March 31st, 2012 at 1:03 PM
Are we getting a baseball post today? Because I just saw that Freddie Sanchez went on the DL again, and I want someplace to commiserate with the Giants fans who are sutkc with Freddie and Zito.
March 31st, 2012 at 1:36 PM
After every instance where a team lost that was ranked highly in kenpom, or won that was lightly regarded, I saw tweets, notably from Mike DeCourcy, on multiple occasions every time a team did not play well that was favored by Ken Pomeroy’s ratings.
What?
March 31st, 2012 at 1:42 PM
What?
Yeah, that was not my finest sentence.
March 31st, 2012 at 2:11 PM
I thought you are supposed to only report it if it shows what you want it to show????
/seriously, good job on that though
How does that compare to if you just went by historical W-L record?
March 31st, 2012 at 2:35 PM
Doesn’t WHICH games were picked correctly matter, a lot?

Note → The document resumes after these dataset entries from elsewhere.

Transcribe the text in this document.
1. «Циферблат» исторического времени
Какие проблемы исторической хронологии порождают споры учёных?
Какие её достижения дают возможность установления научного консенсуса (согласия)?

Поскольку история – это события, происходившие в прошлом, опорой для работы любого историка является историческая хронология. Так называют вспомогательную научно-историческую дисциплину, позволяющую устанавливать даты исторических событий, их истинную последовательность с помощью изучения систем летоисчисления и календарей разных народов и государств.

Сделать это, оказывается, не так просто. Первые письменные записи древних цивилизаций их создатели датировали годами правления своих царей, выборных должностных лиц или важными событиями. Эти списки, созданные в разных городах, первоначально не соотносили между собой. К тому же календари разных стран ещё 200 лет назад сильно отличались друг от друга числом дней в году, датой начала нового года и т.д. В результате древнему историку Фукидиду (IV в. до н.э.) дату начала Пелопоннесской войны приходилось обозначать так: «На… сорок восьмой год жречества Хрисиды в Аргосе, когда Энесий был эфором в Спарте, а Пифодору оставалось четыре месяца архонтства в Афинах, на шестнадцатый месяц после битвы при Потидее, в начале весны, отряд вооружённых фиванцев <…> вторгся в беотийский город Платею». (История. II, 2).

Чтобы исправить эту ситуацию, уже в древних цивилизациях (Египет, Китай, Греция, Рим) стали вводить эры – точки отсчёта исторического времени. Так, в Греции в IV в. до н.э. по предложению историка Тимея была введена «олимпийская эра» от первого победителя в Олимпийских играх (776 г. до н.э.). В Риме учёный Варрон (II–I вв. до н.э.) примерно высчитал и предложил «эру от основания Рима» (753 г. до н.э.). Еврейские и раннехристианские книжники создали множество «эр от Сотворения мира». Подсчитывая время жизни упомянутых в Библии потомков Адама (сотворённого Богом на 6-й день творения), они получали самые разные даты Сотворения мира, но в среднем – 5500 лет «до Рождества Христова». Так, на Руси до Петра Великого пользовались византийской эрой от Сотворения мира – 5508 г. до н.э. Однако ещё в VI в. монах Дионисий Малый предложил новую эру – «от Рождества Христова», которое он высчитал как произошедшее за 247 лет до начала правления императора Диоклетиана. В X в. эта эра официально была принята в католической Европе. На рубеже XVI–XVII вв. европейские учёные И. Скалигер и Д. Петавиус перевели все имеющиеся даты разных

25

Say I picked 4 games, with faves of 55%, 75%, 75%, and 95%. If I get any single game wrong, my score in your evaluation is 3 correct vs. 3 expected correct. Great job! But it seems to me that getting the 95% wrong is worse than getting the 55% wrong.
Maybe adding up the predictions of the teams that actually won would work better? Noodling around a bit in Excel, I came up with this, not sure if it is really mathematically sound, but it seems to measure what I am looking for:
AVG(projectedWin% of actual winners)/(predictedWin% of picks)
In my example above…
Getting 75/75/95 right & 55 wrong would give you 97%.
Getting 55/75/75 right & 95 wrong would give you 70%.
If you predicted all at 75% & got one wrong, you would get 83%.
If you predicted all at 100% & got one wrong, you would get 75%.